GUEST POST from Robyn Bolton
You have, no doubt, seen the design squiggle. The ubiquitous scribble is all loopy and knotty in the beginning until it finally sorts itself into a straight line by the end.
It illustrates the design process – “the journey of researching, uncovering insights, generating creative concepts, iteration of prototypes and eventually concluding in one single designed solution” – and its elegant simplicity has led it to be adopted by all sorts of other disciplines, including innovation.
But when I showed it to a client, her immediate response was, “It’s Jeremy Bearimy!”*
And that is how I discovered The Good Place, a sitcom about four humans who die, go to The Good Place, and struggle to learn what it means to be good.
The show, created by Michael Schur of The Office and Parks and Recreation fame, is a brilliant treatise on ethics and moral philosophy. It also contains valuable wisdom about what innovators need to succeed.
With all due respect, “It’s the way it’s always been done” is an excuse that’s been used for hundreds of years to justify racism, misogyny…
This quote was a gut punch from the show’s fourth and final season. As innovators, we often hear people ask why change is needed. “If it ain’t broke, don’t fix it!” they proclaim.
But sometimes it is broke, and we don’t know it. At the very least, it can always be better.
So, while “it’s the way it’s always been done” at your company probably (hopefully) doesn’t include racism, misogyny, sexism, and other genuinely horrible things, framing the status quo as an enabler of those horrors is a harsh wake-up call to the dangers of an unquestioning commitment to continuing to do things the way they’ve always been done.
Decisions (not just Ideas)
If you’re always frozen in fear and taking too long to figure out what to do, you’ll miss your opportunity, and maybe get sucked into the propeller of a swamp boat.
Even though Jason Mendoza is the resident idiot of The Good Place, he occasionally (and very accidentally) has moments of profound insight. This one to a situation that innovators are all too familiar with – analysis paralysis.
How often do requests for more data, more (or more relevant) benchmarks, or input from more people slow down decisions and progress? These requests are rarely rooted in doubt about the data, benchmarks, or information you presented. They are rooted in fear – the fear of making the wrong decision, being blamed or shamed, and losing a reputation or even a job.
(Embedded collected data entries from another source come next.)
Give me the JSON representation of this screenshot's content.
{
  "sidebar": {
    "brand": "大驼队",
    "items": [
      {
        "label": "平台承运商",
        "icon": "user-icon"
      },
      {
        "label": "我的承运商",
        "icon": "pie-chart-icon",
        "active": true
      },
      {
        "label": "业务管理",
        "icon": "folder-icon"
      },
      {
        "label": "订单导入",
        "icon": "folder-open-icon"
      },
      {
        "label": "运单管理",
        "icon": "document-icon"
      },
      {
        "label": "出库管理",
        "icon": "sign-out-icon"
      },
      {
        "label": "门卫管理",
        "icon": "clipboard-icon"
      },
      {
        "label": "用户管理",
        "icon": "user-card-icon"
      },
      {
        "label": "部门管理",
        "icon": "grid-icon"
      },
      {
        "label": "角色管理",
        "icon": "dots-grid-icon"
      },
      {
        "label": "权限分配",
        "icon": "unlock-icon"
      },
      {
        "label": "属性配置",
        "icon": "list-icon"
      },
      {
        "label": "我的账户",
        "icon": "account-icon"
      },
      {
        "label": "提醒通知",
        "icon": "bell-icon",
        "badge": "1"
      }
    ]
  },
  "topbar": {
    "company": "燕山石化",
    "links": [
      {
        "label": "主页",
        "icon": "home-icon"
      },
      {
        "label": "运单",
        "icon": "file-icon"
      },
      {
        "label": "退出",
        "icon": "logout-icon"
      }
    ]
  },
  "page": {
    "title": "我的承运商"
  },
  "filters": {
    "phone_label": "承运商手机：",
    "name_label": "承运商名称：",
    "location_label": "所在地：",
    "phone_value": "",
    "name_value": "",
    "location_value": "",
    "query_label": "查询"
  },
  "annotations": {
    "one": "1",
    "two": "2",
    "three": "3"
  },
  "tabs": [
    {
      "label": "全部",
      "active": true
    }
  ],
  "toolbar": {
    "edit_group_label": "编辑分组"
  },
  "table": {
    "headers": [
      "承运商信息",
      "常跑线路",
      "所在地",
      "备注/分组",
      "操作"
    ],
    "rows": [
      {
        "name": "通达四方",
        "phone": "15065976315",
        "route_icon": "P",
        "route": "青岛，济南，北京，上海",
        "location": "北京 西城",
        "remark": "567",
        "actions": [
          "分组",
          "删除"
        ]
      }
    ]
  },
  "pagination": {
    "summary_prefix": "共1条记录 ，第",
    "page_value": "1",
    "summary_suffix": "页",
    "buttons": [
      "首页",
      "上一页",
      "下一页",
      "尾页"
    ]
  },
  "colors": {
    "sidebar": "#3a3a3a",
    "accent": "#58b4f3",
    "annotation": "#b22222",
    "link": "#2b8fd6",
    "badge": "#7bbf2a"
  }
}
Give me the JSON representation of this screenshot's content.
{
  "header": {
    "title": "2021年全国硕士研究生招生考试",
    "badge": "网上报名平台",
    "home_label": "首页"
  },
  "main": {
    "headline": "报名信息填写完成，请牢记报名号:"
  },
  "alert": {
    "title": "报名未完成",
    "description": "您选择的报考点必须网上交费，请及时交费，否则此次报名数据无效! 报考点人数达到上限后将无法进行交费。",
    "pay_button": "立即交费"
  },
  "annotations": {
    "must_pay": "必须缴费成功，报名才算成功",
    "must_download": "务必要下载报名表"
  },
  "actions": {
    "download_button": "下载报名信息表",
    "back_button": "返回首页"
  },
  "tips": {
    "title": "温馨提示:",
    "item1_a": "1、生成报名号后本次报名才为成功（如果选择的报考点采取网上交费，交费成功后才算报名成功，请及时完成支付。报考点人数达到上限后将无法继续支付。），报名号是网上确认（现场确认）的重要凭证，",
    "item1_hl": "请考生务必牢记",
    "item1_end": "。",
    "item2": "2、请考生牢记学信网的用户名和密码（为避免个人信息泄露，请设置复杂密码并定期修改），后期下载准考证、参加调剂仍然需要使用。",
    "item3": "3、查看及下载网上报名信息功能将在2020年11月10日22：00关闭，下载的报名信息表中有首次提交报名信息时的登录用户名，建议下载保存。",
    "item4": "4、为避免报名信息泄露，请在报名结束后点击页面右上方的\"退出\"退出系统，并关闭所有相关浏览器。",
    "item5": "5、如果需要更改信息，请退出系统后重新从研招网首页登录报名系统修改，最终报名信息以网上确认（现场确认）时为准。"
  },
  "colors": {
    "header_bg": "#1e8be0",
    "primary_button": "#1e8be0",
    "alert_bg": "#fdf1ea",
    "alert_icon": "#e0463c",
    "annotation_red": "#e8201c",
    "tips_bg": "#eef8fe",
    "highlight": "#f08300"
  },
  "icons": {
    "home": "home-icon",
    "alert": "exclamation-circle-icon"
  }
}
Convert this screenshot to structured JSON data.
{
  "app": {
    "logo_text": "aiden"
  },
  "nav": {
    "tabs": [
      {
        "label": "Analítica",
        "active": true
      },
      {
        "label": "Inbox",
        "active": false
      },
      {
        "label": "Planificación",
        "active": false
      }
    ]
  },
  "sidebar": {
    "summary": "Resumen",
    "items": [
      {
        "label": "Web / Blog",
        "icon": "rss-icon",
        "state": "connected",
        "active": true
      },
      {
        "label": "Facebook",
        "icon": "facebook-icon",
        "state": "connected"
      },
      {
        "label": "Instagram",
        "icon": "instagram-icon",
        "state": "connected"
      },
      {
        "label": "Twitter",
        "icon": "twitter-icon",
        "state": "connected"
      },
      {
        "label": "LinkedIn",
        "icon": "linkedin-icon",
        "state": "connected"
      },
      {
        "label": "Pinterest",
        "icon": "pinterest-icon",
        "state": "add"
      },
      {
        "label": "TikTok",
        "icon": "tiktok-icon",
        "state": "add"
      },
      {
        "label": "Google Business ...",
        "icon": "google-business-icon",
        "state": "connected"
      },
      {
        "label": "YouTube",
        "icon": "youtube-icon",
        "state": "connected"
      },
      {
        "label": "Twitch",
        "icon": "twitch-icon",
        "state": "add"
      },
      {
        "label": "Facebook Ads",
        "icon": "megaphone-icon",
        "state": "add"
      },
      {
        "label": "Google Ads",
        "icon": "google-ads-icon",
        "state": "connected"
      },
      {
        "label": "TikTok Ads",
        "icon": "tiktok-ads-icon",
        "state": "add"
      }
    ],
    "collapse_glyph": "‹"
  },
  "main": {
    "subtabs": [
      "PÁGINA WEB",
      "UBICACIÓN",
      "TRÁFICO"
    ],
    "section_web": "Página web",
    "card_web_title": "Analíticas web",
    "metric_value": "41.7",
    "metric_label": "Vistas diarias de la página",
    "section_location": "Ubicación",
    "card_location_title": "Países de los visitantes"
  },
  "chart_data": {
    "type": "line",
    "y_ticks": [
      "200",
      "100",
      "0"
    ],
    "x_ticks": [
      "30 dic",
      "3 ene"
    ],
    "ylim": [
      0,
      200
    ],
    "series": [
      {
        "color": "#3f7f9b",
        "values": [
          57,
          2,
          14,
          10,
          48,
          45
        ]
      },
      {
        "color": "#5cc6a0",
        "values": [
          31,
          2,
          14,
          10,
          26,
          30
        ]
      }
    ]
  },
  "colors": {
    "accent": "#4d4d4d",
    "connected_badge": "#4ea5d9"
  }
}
But worse than being wrong, blamed, shamed, or unemployed is missing an opportunity to radically improve your business, team, or even the world. It’s the business equivalent of getting sucked into the propeller of a swamp boat.
Actions (not just decisions)
In football, trying to run out the clock and hoping for the best never works. It’s called “prevent defense.” You don’t take any chances and just try and hold on to your lead. But prevent defense just PREVENTS you from winning! It’s always better to try something.
Jason does it again, this time invoking a lesson learned from his beloved Jacksonville Jaguars.
Few companies publicly admit to adopting a prevent defense, even though most companies engage in it. They play prevent defense when they don’t invest in innovation, focus exclusively on maintaining or incrementally improving what they currently do, or confine their innovation efforts to events like hackathons and shark tanks.
Incremental improvements and innovation theater keep you competitive. But they won’t get you ahead of the competition or make you a leader in your industry. In fact, they prevent it by making you feel good and safe when you’re really just running out the clock.
Come on, you know how this works. You fail and then you try something else. And you fail again and again, and you fail a thousand times, and you keep trying because maybe the 1,001st idea might work. Now, I’m gonna and try to find our 1,001st idea.
It’s hard to explain this quote without sharing massive spoilers, so let’s just say that The Good Place is an experiment that fails. A lot.
But it’s also an experiment that generates profound learning and universe-altering changes, things that would not have been possible without the failures.
Yes, smart innovators know when to kill a project. They also know when to try one more time. Wise innovators know the difference.
One final bit of wisdom
Innovation is hard. You will run into more resistance than expected, and things will rarely work out as planned. As long as you keep trying and learning, you won’t fail.
To paraphrase Jason Mendoza (again), you’re not a failed innovator, you’re pre-successful.